MOUNT VERNON — The March meeting of the Mount Vernon Dilapidated Buildings Commission focused on two main issues. The first was the continuing saga of the old middle school at 301 N. Mulberry St.
Safety-Service Director Dave Glass told the commission the main concern with the building was that the mandated replacement of the windows in the building was not complete. The commission had required the owner to have the window project done by Feb. 1.
“I think we are overdue for another tour of the building,” said commission member Brian Benick of the Knox County Health Department.

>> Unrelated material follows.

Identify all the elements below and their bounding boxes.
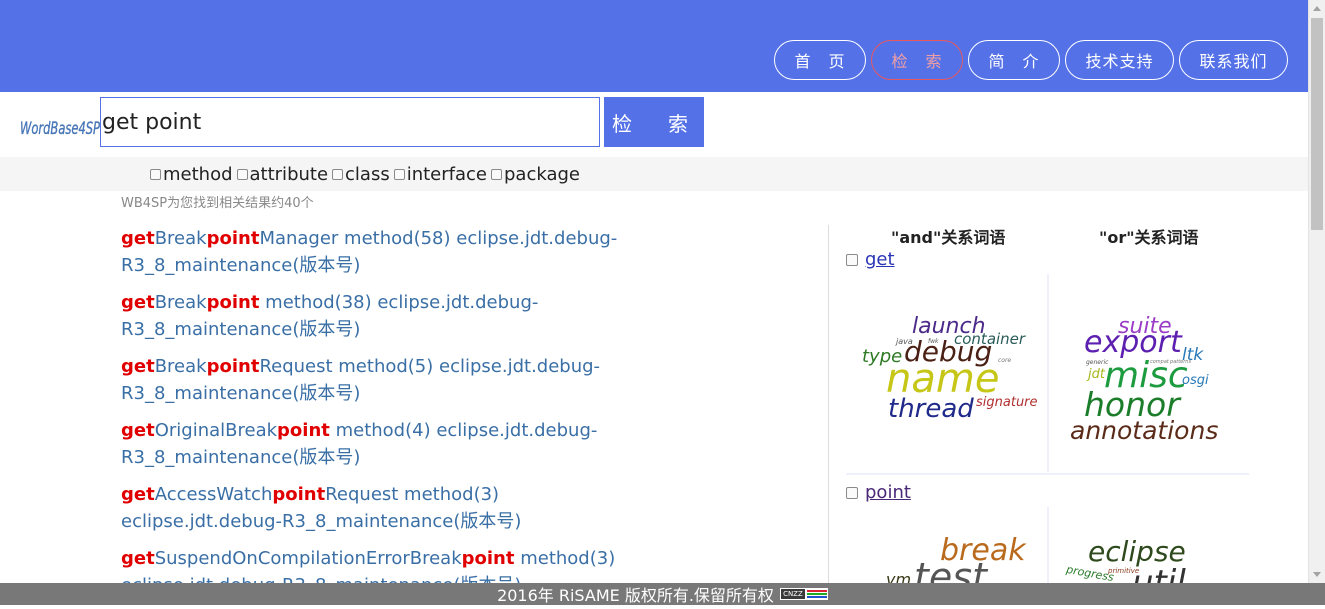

At the February meeting, Mount Vernon City Councilman Mike Hillier noted there were more than 100 windows covered with plywood that he characterized as not having been refitted with new windows. Benick noted at that meeting it was his understanding some of the installed windows were covered with the plywood, and that did not give a true indication of the progress in replacing the windows.

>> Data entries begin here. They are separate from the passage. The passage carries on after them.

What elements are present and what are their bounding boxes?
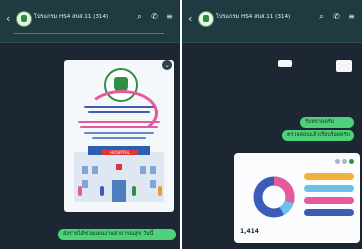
poster-text-line bbox=[92, 137, 146, 139]
dashboard-bar bbox=[304, 197, 354, 204]
header-divider bbox=[14, 33, 164, 34]
search-icon[interactable]: ⌕ bbox=[317, 12, 326, 21]
poster-image[interactable]: HOSPITAL bbox=[64, 60, 174, 212]
pink-arc-decoration bbox=[86, 90, 158, 136]
back-arrow-icon[interactable]: ‹ bbox=[188, 13, 192, 25]
hospital-sign: HOSPITAL bbox=[102, 150, 138, 155]
chat-screen-right: ‹ โปรแกรม HS4 สบส.11 (314) ⌕ ✆ ≡ รับทราบ… bbox=[182, 0, 362, 249]
back-arrow-icon[interactable]: ‹ bbox=[6, 13, 10, 25]
chat-screen-left: ‹ โปรแกรม HS4 สบส.11 (314) ⌕ ✆ ≡ HOSPITA… bbox=[0, 0, 180, 249]
chat-title[interactable]: โปรแกรม HS4 สบส.11 (314) bbox=[216, 13, 296, 21]
dashboard-bar bbox=[304, 185, 354, 192]
poster-text-line bbox=[84, 132, 154, 134]
dashboard-bar bbox=[304, 209, 354, 216]
dashboard-image[interactable]: 1,414 bbox=[234, 153, 360, 243]
chat-title[interactable]: โปรแกรม HS4 สบส.11 (314) bbox=[34, 13, 114, 21]
donut-chart-graphic bbox=[253, 176, 295, 218]
poster-text-line bbox=[84, 106, 154, 108]
group-avatar[interactable] bbox=[16, 11, 32, 27]
chat-header: ‹ โปรแกรม HS4 สบส.11 (314) ⌕ ✆ ≡ bbox=[182, 0, 362, 43]
menu-icon[interactable]: ≡ bbox=[165, 12, 174, 21]
poster-text-line bbox=[78, 121, 160, 123]
message-bubble-outgoing[interactable]: ตรวจสอบแล้วเรียบร้อยครับ bbox=[282, 130, 354, 141]
dashboard-stat-value: 1,414 bbox=[240, 228, 259, 235]
phone-icon[interactable]: ✆ bbox=[332, 12, 341, 21]
dashboard-bar bbox=[304, 173, 354, 180]
poster-text-line bbox=[80, 126, 158, 128]
message-bubble-outgoing[interactable]: ส่งรายได้ช่วยแผนงานสาธารณสุข วันนี้ bbox=[58, 229, 176, 240]
message-bubble-outgoing[interactable]: รับทราบครับ bbox=[300, 117, 354, 128]
sticker-message[interactable] bbox=[278, 60, 292, 67]
hospital-illustration: HOSPITAL bbox=[74, 146, 164, 202]
poster-text-line bbox=[88, 111, 150, 113]
dashboard-legend-dots bbox=[335, 159, 354, 164]
chevron-down-icon[interactable]: ⌄ bbox=[162, 60, 172, 70]
sticker-message[interactable] bbox=[336, 60, 352, 72]
menu-icon[interactable]: ≡ bbox=[347, 12, 356, 21]
chat-header: ‹ โปรแกรม HS4 สบส.11 (314) ⌕ ✆ ≡ bbox=[0, 0, 180, 43]
group-avatar[interactable] bbox=[198, 11, 214, 27]
phone-icon[interactable]: ✆ bbox=[150, 12, 159, 21]
search-icon[interactable]: ⌕ bbox=[135, 12, 144, 21]
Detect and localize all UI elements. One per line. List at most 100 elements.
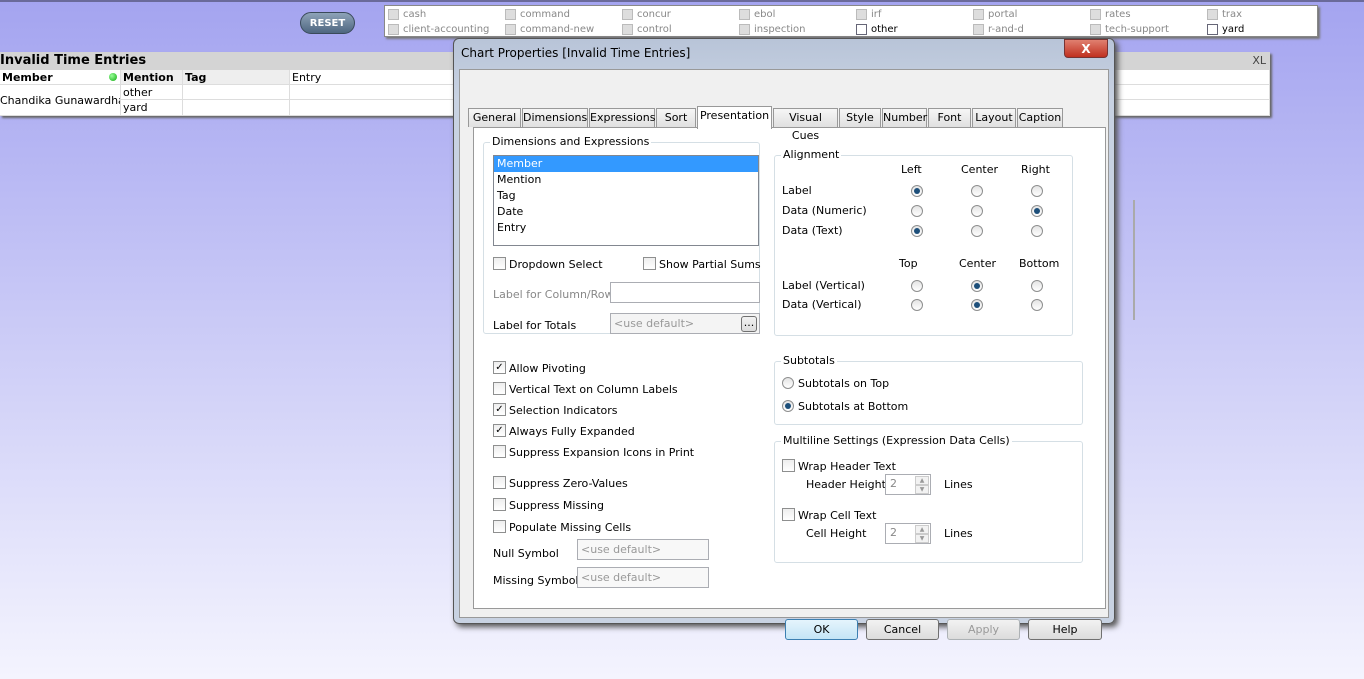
dropdown-select-checkbox[interactable] xyxy=(493,257,506,270)
filter-item[interactable]: tech-support xyxy=(1090,22,1169,36)
member-cell[interactable]: Chandika Gunawardhana xyxy=(0,85,121,116)
list-item[interactable]: Mention xyxy=(494,172,758,188)
alignment-radio[interactable] xyxy=(911,205,923,217)
list-item[interactable]: Date xyxy=(494,204,758,220)
header-mention[interactable]: Mention xyxy=(121,70,183,85)
show-partial-sums-checkbox[interactable] xyxy=(643,257,656,270)
spin-up-icon[interactable]: ▲ xyxy=(915,476,929,485)
filter-item[interactable]: command-new xyxy=(505,22,594,36)
filter-item[interactable]: command xyxy=(505,7,570,21)
dimensions-listbox[interactable]: Member Mention Tag Date Entry xyxy=(493,155,759,246)
export-xl-button[interactable]: XL xyxy=(1252,52,1266,70)
option-label: Suppress Zero-Values xyxy=(509,477,628,490)
filter-item[interactable]: trax xyxy=(1207,7,1242,21)
filter-item[interactable]: client-accounting xyxy=(388,22,489,36)
wrap-cell-checkbox[interactable] xyxy=(782,508,795,521)
dialog-title: Chart Properties [Invalid Time Entries] xyxy=(461,46,691,60)
option-checkbox[interactable] xyxy=(493,445,506,458)
apply-button[interactable]: Apply xyxy=(947,619,1020,640)
alignment-radio[interactable] xyxy=(1031,225,1043,237)
list-item[interactable]: Entry xyxy=(494,220,758,236)
filter-item[interactable]: control xyxy=(622,22,672,36)
wrap-header-checkbox[interactable] xyxy=(782,459,795,472)
filter-item-label: yard xyxy=(1222,23,1245,35)
alignment-radio[interactable] xyxy=(1031,299,1043,311)
checkbox-icon xyxy=(1090,23,1101,35)
missing-symbol-input[interactable]: <use default> xyxy=(577,567,709,588)
alignment-radio[interactable] xyxy=(971,185,983,197)
cell-height-spinner[interactable]: 2 ▲ ▼ xyxy=(885,523,931,544)
option-checkbox[interactable]: ✓ xyxy=(493,361,506,374)
alignment-radio[interactable] xyxy=(911,185,923,197)
tab-style[interactable]: Style xyxy=(839,108,881,127)
tab-general[interactable]: General xyxy=(468,108,521,127)
filter-item[interactable]: other xyxy=(856,22,898,36)
option-checkbox[interactable] xyxy=(493,498,506,511)
filter-item[interactable]: portal xyxy=(973,7,1017,21)
cancel-button[interactable]: Cancel xyxy=(866,619,939,640)
header-height-spinner[interactable]: 2 ▲ ▼ xyxy=(885,474,931,495)
tab-dimensions[interactable]: Dimensions xyxy=(522,108,588,127)
filter-item[interactable]: irf xyxy=(856,7,881,21)
filter-item[interactable]: rates xyxy=(1090,7,1131,21)
mention-cell[interactable]: other xyxy=(121,85,183,100)
alignment-row-label: Label xyxy=(782,184,812,197)
scrollbar[interactable] xyxy=(1133,200,1135,320)
tab-number[interactable]: Number xyxy=(882,108,927,127)
header-label: Member xyxy=(2,71,53,84)
alignment-radio[interactable] xyxy=(911,299,923,311)
browse-button[interactable]: ... xyxy=(741,316,757,332)
filter-item[interactable]: cash xyxy=(388,7,426,21)
tab-visual-cues[interactable]: Visual Cues xyxy=(773,108,838,142)
group-label: Multiline Settings (Expression Data Cell… xyxy=(781,434,1012,447)
option-checkbox[interactable] xyxy=(493,476,506,489)
alignment-radio[interactable] xyxy=(1031,205,1043,217)
label-column-row-input[interactable] xyxy=(610,282,760,303)
null-symbol-label: Null Symbol xyxy=(493,547,559,560)
list-item[interactable]: Member xyxy=(494,156,758,172)
tab-layout[interactable]: Layout xyxy=(972,108,1016,127)
alignment-radio[interactable] xyxy=(1031,185,1043,197)
reset-button[interactable]: RESET xyxy=(300,12,355,34)
list-item[interactable]: Tag xyxy=(494,188,758,204)
spin-down-icon[interactable]: ▼ xyxy=(915,534,929,543)
ok-button[interactable]: OK xyxy=(785,619,858,640)
alignment-radio[interactable] xyxy=(971,225,983,237)
tab-presentation[interactable]: Presentation xyxy=(697,106,772,129)
alignment-radio[interactable] xyxy=(1031,280,1043,292)
close-button[interactable]: X xyxy=(1064,39,1108,58)
spin-up-icon[interactable]: ▲ xyxy=(915,525,929,534)
tab-caption[interactable]: Caption xyxy=(1017,108,1063,127)
label-totals-input[interactable]: <use default> xyxy=(610,313,760,334)
subtotals-on-top-label: Subtotals on Top xyxy=(798,377,890,390)
option-checkbox[interactable]: ✓ xyxy=(493,424,506,437)
alignment-radio[interactable] xyxy=(971,280,983,292)
spinner-value: 2 xyxy=(890,477,897,490)
column-header: Top xyxy=(899,257,918,270)
filter-item[interactable]: inspection xyxy=(739,22,805,36)
filter-item[interactable]: concur xyxy=(622,7,671,21)
alignment-radio[interactable] xyxy=(971,205,983,217)
filter-item[interactable]: ebol xyxy=(739,7,775,21)
option-checkbox[interactable] xyxy=(493,382,506,395)
tab-expressions[interactable]: Expressions xyxy=(589,108,655,127)
alignment-radio[interactable] xyxy=(971,299,983,311)
option-checkbox[interactable]: ✓ xyxy=(493,403,506,416)
spin-down-icon[interactable]: ▼ xyxy=(915,485,929,494)
filter-item[interactable]: r-and-d xyxy=(973,22,1024,36)
tab-font[interactable]: Font xyxy=(928,108,971,127)
mention-cell[interactable]: yard xyxy=(121,100,183,116)
alignment-radio[interactable] xyxy=(911,225,923,237)
help-button[interactable]: Help xyxy=(1028,619,1102,640)
header-member[interactable]: Member xyxy=(0,70,121,85)
alignment-radio[interactable] xyxy=(911,280,923,292)
option-checkbox[interactable] xyxy=(493,520,506,533)
filter-item[interactable]: yard xyxy=(1207,22,1244,36)
tag-cell xyxy=(183,85,290,100)
subtotals-on-top-radio[interactable] xyxy=(782,377,794,389)
wrap-cell-label: Wrap Cell Text xyxy=(798,509,877,522)
tab-sort[interactable]: Sort xyxy=(656,108,696,127)
header-tag[interactable]: Tag xyxy=(183,70,290,85)
subtotals-at-bottom-radio[interactable] xyxy=(782,400,794,412)
null-symbol-input[interactable]: <use default> xyxy=(577,539,709,560)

Hillier reiterated his contention on Tuesday that work on the project was not progressing as ordered by the commission.
“I think we need to make it very clear with Mr. Bechtel, if there are new windows behind this plywood, it should come off,” he said. “I understand your point about vandalism and all that, but going back to what I said many months ago, vandalism is a city police problem. Putting new windows in is what he needs to be doing. I don’t think the neighbors care that he put in new windows. The plywood needs to be removed if it’s covering new windows.”

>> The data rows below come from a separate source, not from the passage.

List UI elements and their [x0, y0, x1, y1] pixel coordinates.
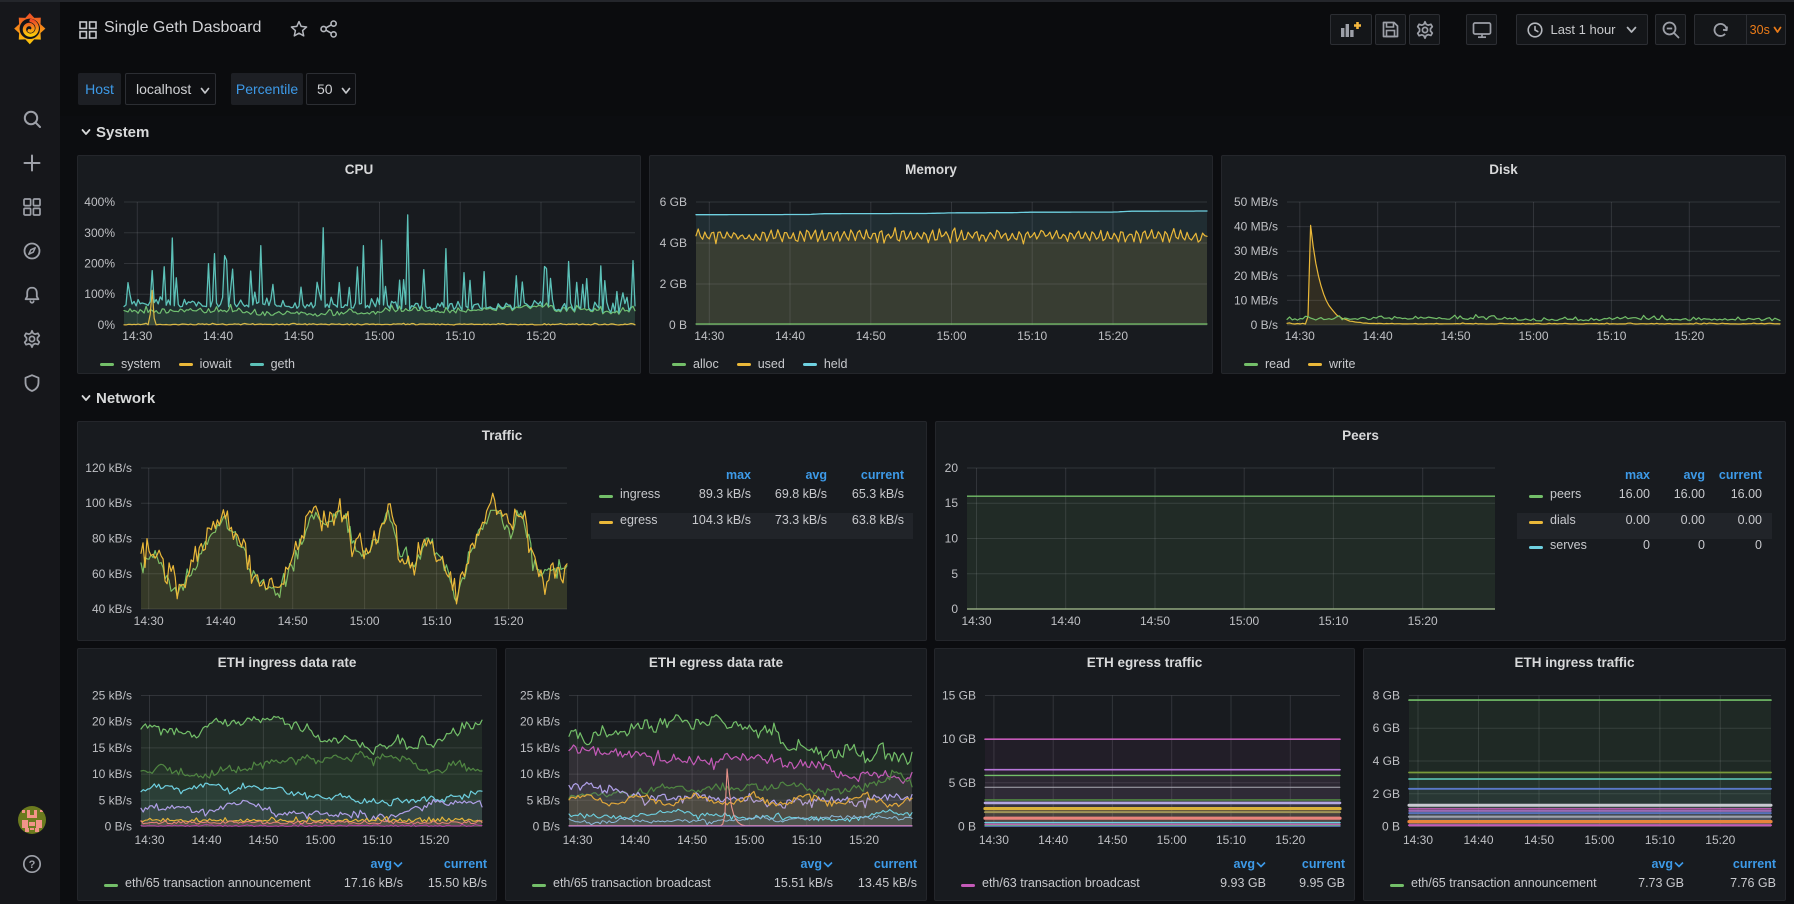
svg-text:14:30: 14:30: [979, 833, 1009, 847]
svg-text:14:30: 14:30: [122, 329, 152, 343]
svg-text:15:20: 15:20: [849, 833, 879, 847]
svg-text:100%: 100%: [84, 287, 115, 301]
svg-text:5 kB/s: 5 kB/s: [527, 793, 560, 807]
svg-text:15:20: 15:20: [494, 614, 524, 628]
svg-text:14:50: 14:50: [1524, 833, 1554, 847]
svg-text:5 GB: 5 GB: [949, 776, 976, 790]
svg-text:0: 0: [951, 602, 958, 616]
svg-text:10 kB/s: 10 kB/s: [520, 767, 560, 781]
svg-text:14:50: 14:50: [278, 614, 308, 628]
svg-text:15:20: 15:20: [419, 833, 449, 847]
svg-text:15:10: 15:10: [1216, 833, 1246, 847]
svg-text:14:40: 14:40: [1038, 833, 1068, 847]
svg-text:15:10: 15:10: [445, 329, 475, 343]
svg-text:15:00: 15:00: [936, 329, 966, 343]
svg-text:80 kB/s: 80 kB/s: [92, 532, 132, 546]
svg-text:0%: 0%: [98, 318, 116, 332]
svg-text:0 B/s: 0 B/s: [533, 820, 560, 834]
svg-text:14:50: 14:50: [248, 833, 278, 847]
svg-text:15:00: 15:00: [1584, 833, 1614, 847]
svg-text:15:00: 15:00: [350, 614, 380, 628]
svg-text:14:50: 14:50: [1097, 833, 1127, 847]
svg-text:15:10: 15:10: [362, 833, 392, 847]
svg-text:15:00: 15:00: [734, 833, 764, 847]
svg-text:50 MB/s: 50 MB/s: [1234, 195, 1278, 209]
svg-text:15:20: 15:20: [1275, 833, 1305, 847]
svg-text:14:40: 14:40: [206, 614, 236, 628]
svg-text:14:50: 14:50: [1441, 329, 1471, 343]
svg-text:15 kB/s: 15 kB/s: [92, 741, 132, 755]
svg-text:14:40: 14:40: [1363, 329, 1393, 343]
svg-text:15:00: 15:00: [1518, 329, 1548, 343]
svg-text:14:40: 14:40: [203, 329, 233, 343]
svg-text:15:00: 15:00: [1229, 614, 1259, 628]
svg-text:15:20: 15:20: [1674, 329, 1704, 343]
svg-text:20 kB/s: 20 kB/s: [92, 715, 132, 729]
svg-text:5: 5: [951, 567, 958, 581]
svg-text:15:10: 15:10: [1645, 833, 1675, 847]
svg-text:0 B/s: 0 B/s: [105, 820, 132, 834]
svg-text:10 kB/s: 10 kB/s: [92, 767, 132, 781]
svg-text:4 GB: 4 GB: [660, 236, 687, 250]
svg-text:14:30: 14:30: [563, 833, 593, 847]
svg-text:8 GB: 8 GB: [1373, 689, 1400, 703]
svg-text:15:00: 15:00: [364, 329, 394, 343]
svg-text:0 B: 0 B: [1382, 820, 1400, 834]
svg-text:?: ?: [29, 859, 36, 871]
svg-text:14:40: 14:40: [191, 833, 221, 847]
svg-text:14:40: 14:40: [620, 833, 650, 847]
svg-text:14:30: 14:30: [694, 329, 724, 343]
svg-text:15:10: 15:10: [1318, 614, 1348, 628]
svg-text:300%: 300%: [84, 226, 115, 240]
svg-text:40 MB/s: 40 MB/s: [1234, 220, 1278, 234]
svg-text:14:30: 14:30: [1285, 329, 1315, 343]
svg-text:15 GB: 15 GB: [942, 689, 976, 703]
svg-text:15:20: 15:20: [526, 329, 556, 343]
svg-text:15:10: 15:10: [422, 614, 452, 628]
svg-text:4 GB: 4 GB: [1373, 754, 1400, 768]
svg-text:20 kB/s: 20 kB/s: [520, 715, 560, 729]
svg-text:0 B/s: 0 B/s: [1251, 318, 1278, 332]
svg-text:15:00: 15:00: [1157, 833, 1187, 847]
svg-text:15:20: 15:20: [1705, 833, 1735, 847]
svg-text:14:40: 14:40: [775, 329, 805, 343]
svg-text:6 GB: 6 GB: [660, 195, 687, 209]
svg-text:15:10: 15:10: [1017, 329, 1047, 343]
svg-text:2 GB: 2 GB: [1373, 787, 1400, 801]
svg-text:40 kB/s: 40 kB/s: [92, 602, 132, 616]
svg-text:14:40: 14:40: [1051, 614, 1081, 628]
svg-text:15:20: 15:20: [1408, 614, 1438, 628]
svg-text:60 kB/s: 60 kB/s: [92, 567, 132, 581]
svg-text:14:30: 14:30: [1403, 833, 1433, 847]
svg-text:14:50: 14:50: [1140, 614, 1170, 628]
svg-text:15:20: 15:20: [1098, 329, 1128, 343]
svg-text:10 GB: 10 GB: [942, 732, 976, 746]
svg-text:0 B: 0 B: [958, 820, 976, 834]
svg-text:200%: 200%: [84, 257, 115, 271]
svg-text:20 MB/s: 20 MB/s: [1234, 269, 1278, 283]
svg-text:15:10: 15:10: [1596, 329, 1626, 343]
svg-text:14:30: 14:30: [134, 614, 164, 628]
svg-text:15 kB/s: 15 kB/s: [520, 741, 560, 755]
svg-text:400%: 400%: [84, 195, 115, 209]
svg-text:2 GB: 2 GB: [660, 277, 687, 291]
svg-text:14:50: 14:50: [677, 833, 707, 847]
svg-text:25 kB/s: 25 kB/s: [520, 689, 560, 703]
svg-text:15:00: 15:00: [305, 833, 335, 847]
svg-text:0 B: 0 B: [669, 318, 687, 332]
svg-text:6 GB: 6 GB: [1373, 721, 1400, 735]
svg-text:14:50: 14:50: [856, 329, 886, 343]
svg-text:14:40: 14:40: [1463, 833, 1493, 847]
svg-text:14:50: 14:50: [284, 329, 314, 343]
svg-text:10 MB/s: 10 MB/s: [1234, 293, 1278, 307]
svg-text:14:30: 14:30: [961, 614, 991, 628]
svg-text:15:10: 15:10: [792, 833, 822, 847]
svg-text:14:30: 14:30: [134, 833, 164, 847]
svg-text:30 MB/s: 30 MB/s: [1234, 244, 1278, 258]
svg-text:5 kB/s: 5 kB/s: [99, 793, 132, 807]
svg-text:25 kB/s: 25 kB/s: [92, 689, 132, 703]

Hillier added that the commission should be prepared to have a search warrant ready for its next tour of the building because the owner had not taken representatives through the whole building on previous tours, only showing them what he wanted them to see.
“If you see the work is not done,” he said, “then charges should be filed. To be happy with work being done is not enough, to my mind.”
The commission also discussed two other properties, 510 E. Gambier St. and 305 N. Norton St., both owned by Bill Spitzer, who was in attendance to answer questions from the commission. The main point of interest was the East Gambier Street property, which suffered from fire damage and was listed as a new property to be considered for condemnation. The commission asked Spitzer for an update on work being done on the property and if he had a timeline for completion of the work.
“We’ve got electric service into the building, although it’s not hooked up yet,” Spitzer said. “There were several tons of debris on the ground floor that we hauled out as best we could with several feet of snow. The structure of the building is sound, the floors are OK and the framework is OK.”
Benick told Spitzer he sent him a letter a week ago about garbage behind the house, in front of the garage, and that the garbage was still there. Spitzer told Benick the snow had hindered removal of the garbage, which he said was left by the previous tenant. He said he would remove it this week.
“You know what this commission’s concern is,” Glass told Spitzer. “When’s it going to get fixed? And after we have that discussion, we’re going to need it in black and white. I’m assuming we’re going ahead with the condemnation.”
“I don’t have a timeline,” Spitzer said. “I do not have a schedule. I can have one for you before the next meeting.”
The commission gave Spitzer until April 2 to provide a written timeline to the commission so it could be evaluated before the April meeting.
In other business:
•The commission voted to condemn the other three buildings newly considered for condemnation. Those were a garage at 104 S. Center St.; a vandalized and fire damaged building at 4 South St.; and a barn at 104 Walnut St.
•Charges were filed in Municipal Court against properties at 914 Howard St., 301 N. Norton St. and 305 N. Norton St.
•A garage at 700 W. High St. was reported demolished.
•The commission heard two properties at 14 Cottage St. and 11 Marion St. were slated for demolition. These two buildings are being demolished with funds provided by the Neighborhood Stabilization Program and will not be done with taxpayer funds. Another property at 12 McKinley St. will be demolished using city funds. This demolition was held up because the Mount Vernon fire and police departments were using the building for training purposes.
•The commission continues to monitor eight properties, most of which have minor problems such as loose bricks or broken windows.